The span of Ninja Coin on the 4th day is 5 because its value is higher than all previous days values.
Thus you should return an array/list [1, 1, 2, 3, 5].
Input Format :
The first line contains an integer 'T' which denotes the number of test cases or queries to be run.
The first line of each test case will contain a single integer ‘N’, representing the size of ‘PRICE’
The second line of each test case will contain ‘N’ space-separated integers representing array/list ‘PRICE’.
Output Format :
For each test case, return an array/list containing ‘N’ integers where the ith integer is the span of Ninja Coin price on an ith day, where 0 <= 'i' <= N-1.
Output for every test case will be printed in a separate line.
Note :
You don’t need to print anything. It has already been taken care of.
Constraints :
1 <= T <= 50
1 <= N <= 10000
1 <= PRICE[i] <= 10^9
Where ‘T’ is the number of test cases, 'N' is the size of ‘PRICE’, ‘PRICE[i]’ is the price of a Ninja Coin on an ith day in INR.
Time limit: 1 sec.
Approach 1
The basic idea is to make an array/list ‘RESULT’ of size ‘N’ and fill it with 0, then for each ‘i’ (0 <= ‘i’ < ‘N’) we iterate backward from ‘i’, using pointer ‘j’ till PRICE[j] <= PRICE[i] and increment RESULT[i] by 1 for each such ‘j’.
Algorithm:
- Make an array/list ‘RESULT’ of size ‘N’ and fill it with 0.
- Run a loop where ‘i’ ranges from 0 to ‘N’-1 and do the following -:
- Initialize an integer ‘j’ := ‘i’.
- Run a loop till ‘j’ >= 0 and PRICE[j] <= PRICE[i]:
- Increment ‘RESULT[i]’ by 1,
- Decrement ‘j’ by 1.
- Return ‘RESULT’.
Approach 2
The basic idea is to use a stack here.

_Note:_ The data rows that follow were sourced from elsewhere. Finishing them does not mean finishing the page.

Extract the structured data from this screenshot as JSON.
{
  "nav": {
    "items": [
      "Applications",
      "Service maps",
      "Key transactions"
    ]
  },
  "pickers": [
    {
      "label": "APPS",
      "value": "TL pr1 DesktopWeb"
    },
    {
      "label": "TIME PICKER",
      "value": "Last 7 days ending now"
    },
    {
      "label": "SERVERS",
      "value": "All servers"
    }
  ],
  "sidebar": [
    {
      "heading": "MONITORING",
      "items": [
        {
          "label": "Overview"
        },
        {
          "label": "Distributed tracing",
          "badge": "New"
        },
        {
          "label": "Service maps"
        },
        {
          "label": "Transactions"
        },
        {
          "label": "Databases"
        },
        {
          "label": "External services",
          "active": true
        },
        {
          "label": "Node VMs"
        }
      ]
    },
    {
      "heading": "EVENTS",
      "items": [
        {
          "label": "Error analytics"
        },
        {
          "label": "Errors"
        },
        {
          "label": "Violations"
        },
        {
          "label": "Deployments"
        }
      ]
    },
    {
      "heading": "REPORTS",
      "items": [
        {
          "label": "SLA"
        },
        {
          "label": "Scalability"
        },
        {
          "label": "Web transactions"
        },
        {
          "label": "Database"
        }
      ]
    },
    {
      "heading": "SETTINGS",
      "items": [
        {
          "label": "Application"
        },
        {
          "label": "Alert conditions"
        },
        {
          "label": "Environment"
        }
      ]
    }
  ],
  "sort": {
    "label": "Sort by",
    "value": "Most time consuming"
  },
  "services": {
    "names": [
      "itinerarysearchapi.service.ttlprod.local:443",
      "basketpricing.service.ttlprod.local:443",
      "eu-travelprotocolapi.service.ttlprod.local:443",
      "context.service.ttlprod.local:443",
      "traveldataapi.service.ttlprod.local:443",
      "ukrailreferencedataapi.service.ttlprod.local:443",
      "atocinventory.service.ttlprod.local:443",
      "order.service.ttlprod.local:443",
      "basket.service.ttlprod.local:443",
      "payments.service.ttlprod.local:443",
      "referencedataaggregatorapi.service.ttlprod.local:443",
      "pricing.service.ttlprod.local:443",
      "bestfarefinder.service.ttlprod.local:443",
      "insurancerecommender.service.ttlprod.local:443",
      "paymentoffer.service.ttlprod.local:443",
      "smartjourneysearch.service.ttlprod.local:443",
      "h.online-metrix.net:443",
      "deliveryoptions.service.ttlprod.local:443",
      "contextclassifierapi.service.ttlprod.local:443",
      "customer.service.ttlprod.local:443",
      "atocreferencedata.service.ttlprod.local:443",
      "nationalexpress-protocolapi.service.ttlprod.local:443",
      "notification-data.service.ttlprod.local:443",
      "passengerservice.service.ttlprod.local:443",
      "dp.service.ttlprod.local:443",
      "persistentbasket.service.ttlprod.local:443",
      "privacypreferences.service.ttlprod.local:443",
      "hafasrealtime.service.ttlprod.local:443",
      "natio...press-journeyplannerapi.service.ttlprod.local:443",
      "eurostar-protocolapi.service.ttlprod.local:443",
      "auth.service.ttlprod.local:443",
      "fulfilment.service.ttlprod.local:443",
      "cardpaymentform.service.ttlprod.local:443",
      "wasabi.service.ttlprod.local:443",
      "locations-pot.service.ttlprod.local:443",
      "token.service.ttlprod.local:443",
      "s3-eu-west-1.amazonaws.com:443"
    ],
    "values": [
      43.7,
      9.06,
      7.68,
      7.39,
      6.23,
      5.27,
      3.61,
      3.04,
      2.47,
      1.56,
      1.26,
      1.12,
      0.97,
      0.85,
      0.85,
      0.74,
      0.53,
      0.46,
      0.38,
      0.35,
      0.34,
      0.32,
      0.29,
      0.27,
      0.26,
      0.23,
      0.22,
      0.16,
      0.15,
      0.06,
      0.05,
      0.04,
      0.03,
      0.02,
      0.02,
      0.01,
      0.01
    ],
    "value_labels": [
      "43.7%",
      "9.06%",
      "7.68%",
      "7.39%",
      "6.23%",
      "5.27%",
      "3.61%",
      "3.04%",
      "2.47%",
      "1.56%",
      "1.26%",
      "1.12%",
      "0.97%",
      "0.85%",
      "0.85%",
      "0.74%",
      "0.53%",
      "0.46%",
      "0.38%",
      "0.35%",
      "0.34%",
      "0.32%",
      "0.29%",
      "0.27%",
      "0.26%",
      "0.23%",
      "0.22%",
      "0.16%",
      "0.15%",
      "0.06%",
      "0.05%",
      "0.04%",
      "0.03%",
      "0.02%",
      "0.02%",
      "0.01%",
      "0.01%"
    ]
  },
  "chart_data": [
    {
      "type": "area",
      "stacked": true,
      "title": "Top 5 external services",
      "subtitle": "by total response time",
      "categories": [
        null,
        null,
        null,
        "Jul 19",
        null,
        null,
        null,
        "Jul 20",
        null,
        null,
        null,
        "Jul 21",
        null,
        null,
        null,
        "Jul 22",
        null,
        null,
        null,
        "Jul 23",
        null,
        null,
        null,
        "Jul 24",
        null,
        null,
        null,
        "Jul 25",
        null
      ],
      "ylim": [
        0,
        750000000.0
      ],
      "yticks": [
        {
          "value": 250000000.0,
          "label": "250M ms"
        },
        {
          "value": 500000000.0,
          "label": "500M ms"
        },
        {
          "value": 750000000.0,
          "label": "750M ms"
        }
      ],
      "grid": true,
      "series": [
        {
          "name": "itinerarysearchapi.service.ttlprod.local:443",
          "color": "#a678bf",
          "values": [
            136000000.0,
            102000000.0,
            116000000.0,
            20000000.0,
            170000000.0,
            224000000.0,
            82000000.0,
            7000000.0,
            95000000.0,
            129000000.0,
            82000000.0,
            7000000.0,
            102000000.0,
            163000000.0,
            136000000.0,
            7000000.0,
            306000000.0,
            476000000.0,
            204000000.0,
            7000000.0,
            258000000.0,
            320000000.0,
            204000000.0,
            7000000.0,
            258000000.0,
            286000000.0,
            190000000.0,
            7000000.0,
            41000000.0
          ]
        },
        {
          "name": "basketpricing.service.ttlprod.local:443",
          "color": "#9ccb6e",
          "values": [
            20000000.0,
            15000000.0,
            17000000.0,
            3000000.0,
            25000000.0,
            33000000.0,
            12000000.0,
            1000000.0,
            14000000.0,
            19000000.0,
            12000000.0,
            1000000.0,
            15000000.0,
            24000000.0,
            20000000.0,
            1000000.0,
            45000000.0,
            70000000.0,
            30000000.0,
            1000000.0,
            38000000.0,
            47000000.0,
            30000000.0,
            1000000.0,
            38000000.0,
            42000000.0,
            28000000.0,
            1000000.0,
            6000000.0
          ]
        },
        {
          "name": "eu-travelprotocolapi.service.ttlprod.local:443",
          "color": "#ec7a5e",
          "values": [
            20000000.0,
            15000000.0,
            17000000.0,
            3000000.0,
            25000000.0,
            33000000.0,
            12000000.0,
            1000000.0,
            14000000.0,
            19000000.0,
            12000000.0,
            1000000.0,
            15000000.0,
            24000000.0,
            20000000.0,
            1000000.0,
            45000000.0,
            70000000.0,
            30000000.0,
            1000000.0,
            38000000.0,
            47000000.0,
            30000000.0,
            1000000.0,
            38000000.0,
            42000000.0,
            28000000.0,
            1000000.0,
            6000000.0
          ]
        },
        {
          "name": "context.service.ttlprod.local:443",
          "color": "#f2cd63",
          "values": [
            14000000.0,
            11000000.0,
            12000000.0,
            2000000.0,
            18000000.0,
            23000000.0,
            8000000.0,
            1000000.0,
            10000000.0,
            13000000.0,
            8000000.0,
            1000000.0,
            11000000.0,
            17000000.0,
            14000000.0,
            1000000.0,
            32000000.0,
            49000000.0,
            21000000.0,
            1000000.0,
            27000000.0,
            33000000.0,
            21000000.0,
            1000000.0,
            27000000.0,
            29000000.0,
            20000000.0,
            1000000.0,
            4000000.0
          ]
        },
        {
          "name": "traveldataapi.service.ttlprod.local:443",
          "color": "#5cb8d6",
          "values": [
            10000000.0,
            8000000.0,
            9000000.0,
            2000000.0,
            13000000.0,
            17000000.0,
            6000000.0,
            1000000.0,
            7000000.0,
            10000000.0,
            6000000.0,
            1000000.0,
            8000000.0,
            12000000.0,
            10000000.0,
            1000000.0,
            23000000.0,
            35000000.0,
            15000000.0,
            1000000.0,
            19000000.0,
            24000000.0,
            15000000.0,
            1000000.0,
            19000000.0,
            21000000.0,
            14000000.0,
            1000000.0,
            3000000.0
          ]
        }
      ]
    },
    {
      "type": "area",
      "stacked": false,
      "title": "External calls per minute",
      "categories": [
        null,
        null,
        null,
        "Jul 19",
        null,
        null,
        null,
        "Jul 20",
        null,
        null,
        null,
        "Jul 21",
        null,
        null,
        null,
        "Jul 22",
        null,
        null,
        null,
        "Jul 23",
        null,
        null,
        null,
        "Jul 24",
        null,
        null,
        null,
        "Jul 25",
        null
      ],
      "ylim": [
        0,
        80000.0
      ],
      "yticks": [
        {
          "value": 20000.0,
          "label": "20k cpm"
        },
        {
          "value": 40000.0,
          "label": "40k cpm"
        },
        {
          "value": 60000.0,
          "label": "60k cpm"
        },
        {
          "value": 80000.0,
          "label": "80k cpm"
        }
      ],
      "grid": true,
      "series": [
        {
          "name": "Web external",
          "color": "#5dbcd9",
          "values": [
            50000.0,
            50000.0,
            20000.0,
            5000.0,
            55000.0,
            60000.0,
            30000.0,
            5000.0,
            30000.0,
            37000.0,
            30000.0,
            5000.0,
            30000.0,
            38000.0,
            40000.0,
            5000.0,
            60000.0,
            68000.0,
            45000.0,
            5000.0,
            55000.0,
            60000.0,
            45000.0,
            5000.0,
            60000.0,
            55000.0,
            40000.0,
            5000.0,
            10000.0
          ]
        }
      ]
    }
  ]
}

We can track all the days before ‘i’ which has a Ninja Coin price higher than its price at day ‘i’ in increasing order of price from top to bottom. Using this stack we can find the span at any day ‘i’ in O(1) time.
Algorithm:
- Make an array/list ‘RESULT’ of size ‘N’ and fill it with 0.
- Create an empty stack ‘STK’.
- Run a loop where ‘i’ ranges from 0 to ‘N’-1 and do the following -:
- Run a loop till ‘STK’ is not empty and PRICE[STK.top()] <= PRICE[i] -:
- Pop-top element from STK.
- If ‘STK’ is empty, then do ‘RESULT[i]’:= i+1, otherwise do RESULT[i] = i - STK.top(), Where STK.top() is the top element of stack.
- Push ‘i’ in STK.
- Run a loop till ‘STK’ is not empty and PRICE[STK.top()] <= PRICE[i] -:
- Return ‘RESULT’.